L'Eglise a déjà affirmé [2] et confirmé [3] l'existence de cette nécessité agissante dans le monde. On la désigne par les expressions de "prince des ténèbres", de "Satan", d'"anges déchus". Le nihilisme s'étendant, même parmi les membres de l'Eglise, les chrétiens ont eu tendance dans ces dernières cinquantes années à ignorer l'Adversaire, à nier le Grand Négateur. Quelle Erreur !

Certains chrétiens, qui finissent en cela par rejoindre les ennemis du Christ, méprisent leurs frères qui interpètent l'action d'une force obscure dans les souffrances et l'angoisse du monde.

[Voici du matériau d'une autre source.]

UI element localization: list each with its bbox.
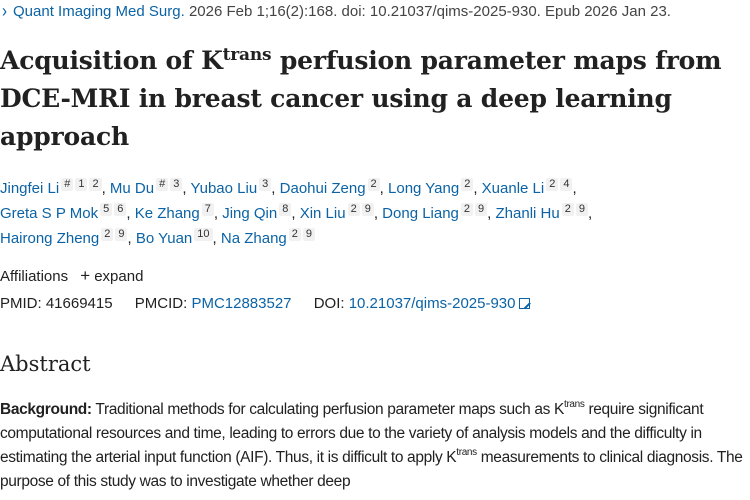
affiliation-marker[interactable]: 5 <box>100 203 113 216</box>
author-line: Greta S P Mok 5 6, Ke Zhang 7, Jing Qin 8, X… <box>0 201 592 226</box>
separator: , <box>587 205 593 222</box>
author-link[interactable]: Long Yang <box>388 180 460 197</box>
separator: , <box>101 180 110 197</box>
separator: , <box>213 205 223 222</box>
separator: , <box>182 180 191 197</box>
author-link[interactable]: Na Zhang <box>220 230 287 247</box>
affiliation-marker[interactable]: 9 <box>361 203 374 216</box>
title-superscript: trans <box>222 45 272 65</box>
pmcid-link[interactable]: PMC12883527 <box>191 295 292 312</box>
affiliation-marker[interactable]: 9 <box>475 203 488 216</box>
separator: , <box>271 180 280 197</box>
separator: , <box>487 205 496 222</box>
abstract-heading: Abstract <box>0 352 91 376</box>
affiliation-marker[interactable]: # <box>156 178 169 191</box>
author-link[interactable]: Jingfei Li <box>0 180 60 197</box>
author-link[interactable]: Zhanli Hu <box>495 205 560 222</box>
author-link[interactable]: Yubao Liu <box>190 180 258 197</box>
author-link[interactable]: Xin Liu <box>299 205 346 222</box>
author-link[interactable]: Bo Yuan <box>135 230 193 247</box>
author-link[interactable]: Jing Qin <box>222 205 278 222</box>
superscript: trans <box>456 447 477 458</box>
affiliation-marker[interactable]: 2 <box>546 178 559 191</box>
author-line: Jingfei Li #1 2, Mu Du #3, Yubao Liu 3, Daoh… <box>0 176 592 201</box>
affiliation-marker[interactable]: 2 <box>89 178 102 191</box>
author-link[interactable]: Hairong Zheng <box>0 230 100 247</box>
external-link-icon <box>518 298 530 309</box>
citation-line: › Quant Imaging Med Surg. 2026 Feb 1;16(2… <box>2 1 671 22</box>
author-link[interactable]: Xuanle Li <box>481 180 545 197</box>
author-link[interactable]: Ke Zhang <box>134 205 200 222</box>
affiliation-marker[interactable]: 8 <box>279 203 292 216</box>
identifiers-row: PMID: 41669415 PMCID: PMC12883527 DOI: 1… <box>0 295 530 312</box>
doi-value: 10.21037/qims-2025-930 <box>348 295 516 312</box>
separator: , <box>291 205 300 222</box>
background-label: Background: <box>0 401 92 418</box>
affiliation-marker[interactable]: 6 <box>114 203 127 216</box>
affiliation-marker[interactable]: 7 <box>201 203 214 216</box>
separator: , <box>127 230 136 247</box>
separator: , <box>379 180 389 197</box>
separator: , <box>473 180 482 197</box>
chevron-right-icon[interactable]: › <box>2 1 7 22</box>
affiliations-row: Affiliations + expand <box>0 266 143 286</box>
author-line: Hairong Zheng 2 9, Bo Yuan 10, Na Zhang 2 9 <box>0 226 592 251</box>
affiliation-marker[interactable]: 3 <box>170 178 183 191</box>
pmcid-label: PMCID: <box>134 295 188 312</box>
affiliation-marker[interactable]: 2 <box>461 178 474 191</box>
separator: , <box>126 205 135 222</box>
author-link[interactable]: Dong Liang <box>382 205 459 222</box>
doi-label: DOI: <box>313 295 345 312</box>
abstract-text: require significant computational resour… <box>0 401 704 466</box>
abstract-background: Background: Traditional methods for calc… <box>0 398 748 494</box>
affiliation-marker[interactable]: 10 <box>194 228 213 241</box>
title-text: Acquisition of K <box>0 46 223 75</box>
affiliation-marker[interactable]: 2 <box>101 228 114 241</box>
affiliation-marker[interactable]: 3 <box>259 178 272 191</box>
separator: , <box>373 205 383 222</box>
abstract-text: Traditional methods for calculating perf… <box>91 401 565 418</box>
author-list: Jingfei Li #1 2, Mu Du #3, Yubao Liu 3, Daoh… <box>0 176 592 251</box>
affiliations-label: Affiliations <box>0 268 69 285</box>
page-title: Acquisition of Ktrans perfusion paramete… <box>0 42 745 156</box>
superscript: trans <box>564 399 585 410</box>
affiliation-marker[interactable]: 1 <box>75 178 88 191</box>
expand-affiliations-button[interactable]: + expand <box>72 266 144 285</box>
affiliation-marker[interactable]: 9 <box>115 228 128 241</box>
doi-link[interactable]: 10.21037/qims-2025-930 <box>349 295 530 312</box>
journal-link[interactable]: Quant Imaging Med Surg. <box>13 3 185 20</box>
affiliation-marker[interactable]: 9 <box>575 203 588 216</box>
author-link[interactable]: Daohui Zeng <box>279 180 366 197</box>
affiliation-marker[interactable]: 9 <box>302 228 315 241</box>
affiliation-marker[interactable]: # <box>61 178 74 191</box>
author-link[interactable]: Greta S P Mok <box>0 205 99 222</box>
affiliation-marker[interactable]: 2 <box>561 203 574 216</box>
affiliation-marker[interactable]: 4 <box>560 178 573 191</box>
affiliation-marker[interactable]: 2 <box>288 228 301 241</box>
affiliation-marker[interactable]: 2 <box>347 203 360 216</box>
affiliation-marker[interactable]: 2 <box>460 203 474 216</box>
affiliation-marker[interactable]: 2 <box>367 178 380 191</box>
separator: , <box>212 230 221 247</box>
abstract-text: measurements to clinical diagnosis. The … <box>0 449 743 490</box>
citation-details: 2026 Feb 1;16(2):168. doi: 10.21037/qims… <box>188 3 671 20</box>
pmid-value: 41669415 <box>45 295 113 312</box>
author-link[interactable]: Mu Du <box>109 180 155 197</box>
separator: , <box>572 180 577 197</box>
plus-icon: + <box>80 266 91 285</box>
pmid-label: PMID: <box>0 295 42 312</box>
title-text-rest: perfusion parameter maps from DCE-MRI in… <box>0 46 722 151</box>
expand-label: expand <box>94 268 144 285</box>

Nier l'existence des démons revient pourtant à soutenir l'erreur de Nietzsche niant le Christ.

Et encore ! Nietzsche nie le Christ avec tant de vigueur que cette vigueur est une véritable reconnaissance tant de l'existence du Sauveur que de sa Victoire sur le Malin.

Notes

[1] Voir Saint Marc (22 31 et 32) :
Le Seigneur dit: Simon, Simon, Satan vous a réclamés, pour vous cribler comme le froment.
 Mais j'ai prié pour toi, afin que ta foi ne défaille point; et toi, quand tu seras converti, affermis tes frères.

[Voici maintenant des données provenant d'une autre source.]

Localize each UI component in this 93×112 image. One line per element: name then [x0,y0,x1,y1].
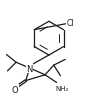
Text: Cl: Cl [66,19,74,28]
Text: N: N [26,64,33,73]
Text: O: O [11,85,18,94]
Text: NH₂: NH₂ [56,86,69,92]
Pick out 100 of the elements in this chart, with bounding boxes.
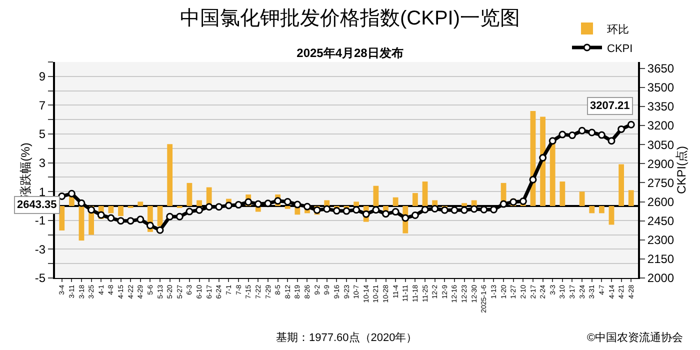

[2] Voir Concile de Trente - Décret sur le Péché Originel du 17 juin 1546 :
"1. Si quelqu'un ne reconnait pas qu'Adam le premier homme, ayant transgressé le commandement de Dieu dans le Paradis, est déchu de l'état de sainteté et de justice, dans lequel il avait été établi ; et par ce péché de désobéissance, et cette prévarication, a encouru la colere et l'indignation de Dieu, et en conséquence la mort, dont Dieu l'avait auparavant menacé (Gen. 2. 17.), et avec la mort, la captivité sous la puissance du Diable, qui depuis a eû l'empire de la mort (Heb 2. 14.) ; et que par cette offense, et cette prévarication, Adam, selon le corps, et selon l'ame, a été changé en un pire état : Qu'il soit Anathême."

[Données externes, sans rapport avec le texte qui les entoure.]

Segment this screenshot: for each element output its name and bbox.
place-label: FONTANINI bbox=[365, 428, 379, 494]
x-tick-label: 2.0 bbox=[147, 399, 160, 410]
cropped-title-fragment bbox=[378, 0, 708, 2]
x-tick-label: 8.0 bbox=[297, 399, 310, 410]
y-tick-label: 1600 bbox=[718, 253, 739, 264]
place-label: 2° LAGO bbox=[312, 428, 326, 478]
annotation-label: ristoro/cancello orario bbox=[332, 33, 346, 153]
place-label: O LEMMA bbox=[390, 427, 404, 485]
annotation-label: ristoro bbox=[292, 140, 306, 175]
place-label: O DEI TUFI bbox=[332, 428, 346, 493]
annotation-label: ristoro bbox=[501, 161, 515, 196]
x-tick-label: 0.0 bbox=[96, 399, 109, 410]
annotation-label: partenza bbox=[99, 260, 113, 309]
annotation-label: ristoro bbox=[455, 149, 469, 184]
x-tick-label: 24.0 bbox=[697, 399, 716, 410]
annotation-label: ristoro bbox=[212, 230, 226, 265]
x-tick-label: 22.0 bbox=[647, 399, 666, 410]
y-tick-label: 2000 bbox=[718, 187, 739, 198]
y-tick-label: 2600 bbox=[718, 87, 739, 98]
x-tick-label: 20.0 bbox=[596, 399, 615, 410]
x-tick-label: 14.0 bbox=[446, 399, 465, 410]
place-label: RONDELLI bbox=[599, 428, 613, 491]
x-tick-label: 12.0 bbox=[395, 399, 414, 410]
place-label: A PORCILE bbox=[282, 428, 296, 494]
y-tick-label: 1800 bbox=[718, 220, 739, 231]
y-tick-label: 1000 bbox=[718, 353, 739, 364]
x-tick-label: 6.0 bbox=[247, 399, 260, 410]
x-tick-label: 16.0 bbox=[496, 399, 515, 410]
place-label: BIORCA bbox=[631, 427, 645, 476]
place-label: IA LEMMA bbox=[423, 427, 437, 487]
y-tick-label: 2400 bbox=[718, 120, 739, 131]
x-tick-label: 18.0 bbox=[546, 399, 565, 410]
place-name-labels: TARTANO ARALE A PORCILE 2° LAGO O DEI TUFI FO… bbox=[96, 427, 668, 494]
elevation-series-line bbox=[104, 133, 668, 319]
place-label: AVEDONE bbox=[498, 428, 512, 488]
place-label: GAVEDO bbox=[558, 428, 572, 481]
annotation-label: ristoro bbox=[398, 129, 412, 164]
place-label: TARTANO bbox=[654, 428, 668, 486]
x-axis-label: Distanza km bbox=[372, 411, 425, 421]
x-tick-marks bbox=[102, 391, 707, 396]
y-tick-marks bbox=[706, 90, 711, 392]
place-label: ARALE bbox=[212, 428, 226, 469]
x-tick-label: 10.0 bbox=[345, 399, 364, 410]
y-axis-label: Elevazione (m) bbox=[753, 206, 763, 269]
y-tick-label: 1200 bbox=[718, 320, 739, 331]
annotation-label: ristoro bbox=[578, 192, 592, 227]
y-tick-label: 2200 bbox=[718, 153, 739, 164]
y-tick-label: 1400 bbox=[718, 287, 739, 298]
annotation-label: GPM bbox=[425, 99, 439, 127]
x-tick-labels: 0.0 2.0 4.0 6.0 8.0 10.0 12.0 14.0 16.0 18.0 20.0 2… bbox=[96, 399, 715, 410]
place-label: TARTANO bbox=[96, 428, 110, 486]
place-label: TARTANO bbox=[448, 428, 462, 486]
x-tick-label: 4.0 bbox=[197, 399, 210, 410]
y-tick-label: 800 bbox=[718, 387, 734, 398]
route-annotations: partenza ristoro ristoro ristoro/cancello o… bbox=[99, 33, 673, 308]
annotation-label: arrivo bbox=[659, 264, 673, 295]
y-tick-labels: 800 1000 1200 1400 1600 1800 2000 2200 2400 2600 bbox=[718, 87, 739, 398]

[3] Voir Catéchisme de l'Eglise Catholique :
"397 L’homme, tenté par le diable, a laissé mourir dans son cœur la confiance envers son créateur (cf. Gn 3, 1-11) et, en abusant de sa liberté, a désobéi au commandement de Dieu. C’est en cela qu’a consisté le premier péché de l’homme (cf. Rm 5, 19). Tout péché, par la suite, sera une désobéissance à Dieu et un manque de confiance en sa bonté. ...3

Voir Lumen Gentium. 48. Paragraphe 4 :
"Aussi nous efforçons-nous de plaire au Seigneur (cf. II Cor. 5, 9) et nous revêtons-nous des armes de Dieu afin de pouvoir tenir ferme contre les ruses du diable et, au jour mauvais, résister (cf. Eph. 6, 11-13)."

Voir aussi Catéchisme de l'Eglise Catholique
"391 Derrière le choix désobéissant de nos premiers parents il y a une voix séductrice, opposée à Dieu (cf. Gn 3, 4-5)  ...".